The sensors and markings are arranged so that when the encoder is turning, the sensor signals generate two pulse trains 90° out of phase. If the disk is turning in a forwards direction, the primary channel edges will lead the secondary channel edges. If the disk is turning in a backwards direction then the primary channel edges will lag the secondary channel edges. If there are no signal edges on either channel after a period of time, then the encoder has stopped turning (or is turning slowly enough to be considered stationary).

Figure 5.10. Direction of encoder and generated signals

Direction of encoder and generated signals

The quadrature decode block measures the primary and secondary channels, determines the direction at each pulse and counts the pulses. If the encoder is turning forwards then for each edge on the primary and secondary channels, the block increments the count. If the encoder is turning backwards then for each edge on the primary and secondary channels, the block decrements the count. When the block iterates, it outputs the count of pulses and resets the count to zero.

For instance, if the encoder turns forwards for nine edges between iterations of the block, the block output will be nine. If the encoder turns forwards for six edges and then backwards for two edges between executions of the block, the block output will be four.

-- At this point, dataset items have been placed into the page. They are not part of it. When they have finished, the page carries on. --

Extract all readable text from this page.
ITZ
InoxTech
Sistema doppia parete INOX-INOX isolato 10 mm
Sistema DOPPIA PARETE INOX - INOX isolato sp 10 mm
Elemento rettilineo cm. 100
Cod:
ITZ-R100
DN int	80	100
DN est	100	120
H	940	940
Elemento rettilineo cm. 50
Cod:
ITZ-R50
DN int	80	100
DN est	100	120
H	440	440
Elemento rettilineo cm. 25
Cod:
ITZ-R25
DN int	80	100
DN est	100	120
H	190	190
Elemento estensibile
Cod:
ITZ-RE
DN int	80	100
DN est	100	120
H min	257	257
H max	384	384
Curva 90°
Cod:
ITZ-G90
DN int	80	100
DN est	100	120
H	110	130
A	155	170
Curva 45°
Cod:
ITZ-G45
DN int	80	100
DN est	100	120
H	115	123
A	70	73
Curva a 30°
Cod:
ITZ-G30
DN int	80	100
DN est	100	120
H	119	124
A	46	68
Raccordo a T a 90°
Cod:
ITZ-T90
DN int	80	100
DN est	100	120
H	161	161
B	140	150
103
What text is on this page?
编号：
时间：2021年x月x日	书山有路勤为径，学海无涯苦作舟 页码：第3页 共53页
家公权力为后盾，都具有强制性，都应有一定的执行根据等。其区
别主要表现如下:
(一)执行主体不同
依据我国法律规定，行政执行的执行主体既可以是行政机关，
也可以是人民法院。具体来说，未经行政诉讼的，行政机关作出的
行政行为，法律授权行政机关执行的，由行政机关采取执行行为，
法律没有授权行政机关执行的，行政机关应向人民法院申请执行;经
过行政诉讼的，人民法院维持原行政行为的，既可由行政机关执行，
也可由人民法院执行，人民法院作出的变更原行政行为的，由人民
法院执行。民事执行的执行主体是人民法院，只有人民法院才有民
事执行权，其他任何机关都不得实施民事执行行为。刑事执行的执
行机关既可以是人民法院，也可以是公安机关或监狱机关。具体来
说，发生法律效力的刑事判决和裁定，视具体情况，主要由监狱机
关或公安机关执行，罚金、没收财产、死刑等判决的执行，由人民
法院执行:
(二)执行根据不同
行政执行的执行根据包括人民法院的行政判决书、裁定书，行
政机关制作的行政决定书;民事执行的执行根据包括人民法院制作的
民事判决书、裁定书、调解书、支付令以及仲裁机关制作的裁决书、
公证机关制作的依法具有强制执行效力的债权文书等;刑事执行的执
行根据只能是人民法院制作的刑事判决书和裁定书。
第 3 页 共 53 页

Figure 5.11. Pulse count example

Pulse count example

Note

Some encoders provide an index signal and some encoders provide complement signals of the primary and secondary signals, both for the purposes of improving reliability. This block does not decode these signals.

5.1.87.4. Inports

  • sim_input

    Only used in simulation. place the sum of edges here to simulate the number of edges sensed since the last iteration of this block. A value of zero indicates that the encoder position is at the same place as it was when the block was last iterated.

    Range: [-8388608, 8388607] edges (for M221, M250, M460, M461 and M670 targets)

5.1.87.5. Outports

  • edges_sensed

    The count of edges sensed since the last time the block was iterated. A value of zero indicates that the the encoder position is at the same place as it was when the block was last iterated.

    Range: [-8388608, 8388607] edges (for M221, M250, M460, M461 and M670 targets)

5.1.87.6. Mask parameters

  • Primary channel

    The input pin sourcing the primary signal to measure. The relationship between the primary and secondary channels is explained above.

  • Secondary channel

    The input pin sourcing the secondary signal to measure. The relationship between the primary and secondary channels is explained above.

  • Sample time

    The periodicity of the block iterations.

    Range: [0.001, 3600] seconds

5.1.87.7. Notes

  • If the edges_sensed outport is zero, it means the encoder position is in the same position as it was when the block was last iterated. This can occur if the encoder position has not moved, or if the encoder position has moved and returned to its original position. This should be kept in mind if the block will be used to derive the encoder's velocity.

  • The block iteration period must be sufficient to ensure that the sum of leading and lagging edges is no more than 32767 between iterations of the block. If the sum of edges is greater than 32767 then the edges_sensed outport will contain the sum of edges modulo 32768.